Sur les 7 696 logements ayant fait l'objet d'un diagnostic DPE recensé à Cambrai, 16,7 % sont classés F ou G -- ce que la loi qualifie de passoires thermiques. Cela représente environ 1 285 logements dont la mise en location est déjà interdite (classe G depuis 2023, classe F à partir du 1er janvier 2025) ou le deviendra (classe E en 2034). La consommation moyenne du parc est de 190 kWh/m2/an, un niveau qui correspond à peu près à la limite entre classe D et classe C -- ce qui signifie que la majorité des logements diagnostiqués se situent dans des classes moyennes à médiocres, sans être tous des passoires. Pour un acheteur, le croisement prix/DPE est l'analyse la plus importante à faire sur ce marché. À 1 440 EUR/m2 en maison, le prix bas de Cambrai intègre souvent implicitement le coût de rénovation énergétique à venir. Une maison classée F achetée 'bon marché' peut rapidement devenir coûteuse si l'on ajoute 30 000 à 60 000 EUR de travaux d'isolation et de chauffage pour la sortir des classes interdites à la location. Pour un investisseur qui achète pour louer, la règle est simple : toute passoire achetée aujourd'hui sans budget travaux intégré est un actif qui ne peut légalement pas être mis en location. Pour un acheteur en résidence principale, le classement DPE impacte directement la facture énergétique mensuelle et la valeur de revente future. Exiger le DPE avant la visite, pas après, et ne pas se laisser convaincre que 'les travaux ne coûteront pas grand-chose'.
Vivre à Cambrai : services, démographie et contexte social ?

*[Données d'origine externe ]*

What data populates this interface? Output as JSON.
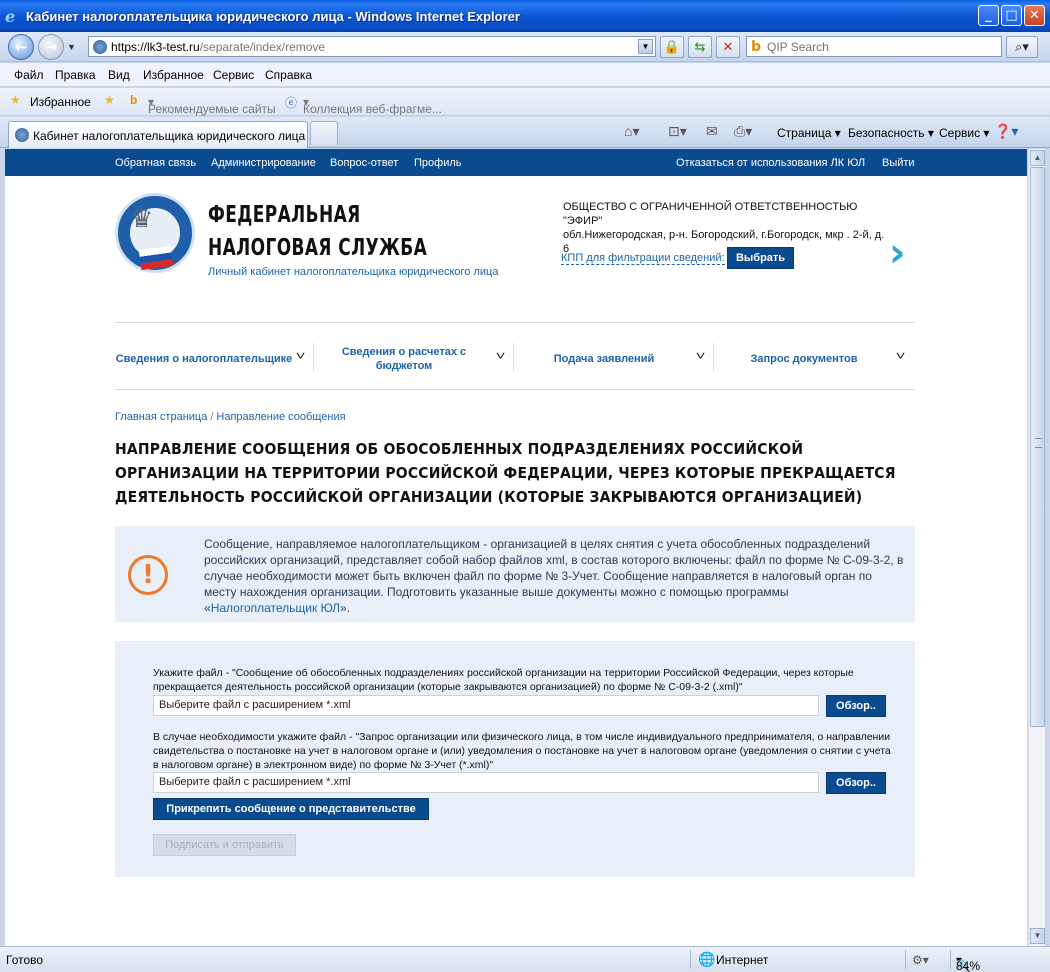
{
  "window": {
    "title": "Кабинет налогоплательщика юридического лица - Windows Internet Explorer",
    "minimize": "_",
    "maximize": "□",
    "close": "✕"
  },
  "address": {
    "url_host": "https://lk3-test.ru",
    "url_path": "/separate/index/remove",
    "search_placeholder": "QIP Search"
  },
  "menu": [
    "Файл",
    "Правка",
    "Вид",
    "Избранное",
    "Сервис",
    "Справка"
  ],
  "favbar": {
    "favorites": "Избранное",
    "suggested": "Рекомендуемые сайты",
    "gallery": "Коллекция веб-фрагме..."
  },
  "tab": {
    "title": "Кабинет налогоплательщика юридического лица"
  },
  "commandbar": {
    "page": "Страница",
    "safety": "Безопасность",
    "tools": "Сервис"
  },
  "topnav": {
    "feedback": "Обратная связь",
    "admin": "Администрирование",
    "faq": "Вопрос-ответ",
    "profile": "Профиль",
    "refuse": "Отказаться от использования ЛК ЮЛ",
    "logout": "Выйти"
  },
  "brand": {
    "line1": "ФЕДЕРАЛЬНАЯ",
    "line2": "НАЛОГОВАЯ СЛУЖБА",
    "subtitle": "Личный кабинет налогоплательщика юридического лица"
  },
  "org": {
    "name": "ОБЩЕСТВО С ОГРАНИЧЕННОЙ ОТВЕТСТВЕННОСТЬЮ \"ЭФИР\"",
    "address": "обл.Нижегородская, р-н. Богородский, г.Богородск, мкр . 2-й, д. 6",
    "kpp_label": "КПП для фильтрации сведений:",
    "choose": "Выбрать"
  },
  "mainnav": [
    {
      "label": "Сведения о налогоплательщике"
    },
    {
      "label": "Сведения о расчетах с бюджетом"
    },
    {
      "label": "Подача заявлений"
    },
    {
      "label": "Запрос документов"
    }
  ],
  "breadcrumb": {
    "home": "Главная страница",
    "sep": "/",
    "current": "Направление сообщения"
  },
  "page_title": "НАПРАВЛЕНИЕ СООБЩЕНИЯ ОБ ОБОСОБЛЕННЫХ ПОДРАЗДЕЛЕНИЯХ РОССИЙСКОЙ ОРГАНИЗАЦИИ НА ТЕРРИТОРИИ РОССИЙСКОЙ ФЕДЕРАЦИИ, ЧЕРЕЗ КОТОРЫЕ ПРЕКРАЩАЕТСЯ ДЕЯТЕЛЬНОСТЬ РОССИЙСКОЙ ОРГАНИЗАЦИИ (КОТОРЫЕ ЗАКРЫВАЮТСЯ ОРГАНИЗАЦИЕЙ)",
  "notice": {
    "text_before": "Сообщение, направляемое налогоплательщиком - организацией в целях снятия с учета обособленных подразделений российских организаций, представляет собой набор файлов xml, в состав которого включены: файл по форме № С-09-3-2, в случае необходимости может быть включен файл по форме № 3-Учет. Сообщение направляется в налоговый орган по месту нахождения организации. Подготовить указанные выше документы можно с помощью программы «",
    "link": "Налогоплательщик ЮЛ",
    "text_after": "»."
  },
  "form": {
    "file1_label": "Укажите файл - \"Сообщение об обособленных подразделениях российской организации на территории Российской Федерации, через которые прекращается деятельность российской организации (которые закрываются организацией) по форме № С-09-3-2 (.xml)\"",
    "file1_placeholder": "Выберите файл с расширением *.xml",
    "browse": "Обзор..",
    "file2_label": "В случае необходимости укажите файл - \"Запрос организации или физического лица, в том числе индивидуального предпринимателя, о направлении свидетельства о постановке на учет в налоговом органе и (или) уведомления о постановке на учет в налоговом органе (уведомления о снятии с учета в налоговом органе) в электронном виде) по форме № 3-Учет (*.xml)\"",
    "file2_placeholder": "Выберите файл с расширением *.xml",
    "attach": "Прикрепить сообщение о представительстве",
    "submit": "Подписать и отправить"
  },
  "status": {
    "ready": "Готово",
    "zone": "Интернет",
    "zoom": "84%"
  },
  "colors": {
    "primary": "#0a4b8f",
    "link": "#1d63a8",
    "panel": "#e8eff8",
    "warning": "#ee7a2c"
  }
}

Cambrai présente un profil de services publics remarquablement complet pour une ville de 31 134 habitants. Les scores d'équipements issus de la Base Permanente des Équipements (BPE) atteignent 100/100 en transports, éducation, santé et commerces -- ce qui signifie que la commune dispose d'une offre de services équivalente aux standards des grandes villes pour ces quatre dimensions. En pratique : hôpital, lycées, commerces de toutes tailles et accès aux transports collectifs sont présents à un niveau suffisant pour qu'une famille ou un actif n'ait pas à sortir de la commune pour ses besoins courants. C'est un atout réel, souvent absent dans des villes comparables en prix. Le score de sécurité ressort à 67/100, et le score de localisation à 63/100 -- des niveaux corrects sans être excellents, qui reflètent une ville fonctionnelle sans prime d'attractivité majeure. Là où les données sont plus préoccupantes, c'est sur le volet socio-économique. Le taux de pauvreté IRIS est de 22,2 %, le taux de chômage de 20,9 %, et la population a diminué de 0,93 % sur cinq ans. Ces trois indicateurs combinés décrivent une ville dont la demande résidentielle s'érode lentement, avec une proportion importante de ménages en difficulté économique. Ce n'est pas un signal d'alarme pour un acheteur en résidence principale qui connaît la ville et y travaille, mais c'est un frein structurel à la valorisation du patrimoine immobilier à moyen terme. En résumé : Cambrai offre des services de ville moyenne à un prix de ville petite, dans un contexte social sous tension. C'est un compromis cohérent pour qui y vit et y travaille, moins évident pour qui y investit en espérant une revalorisation.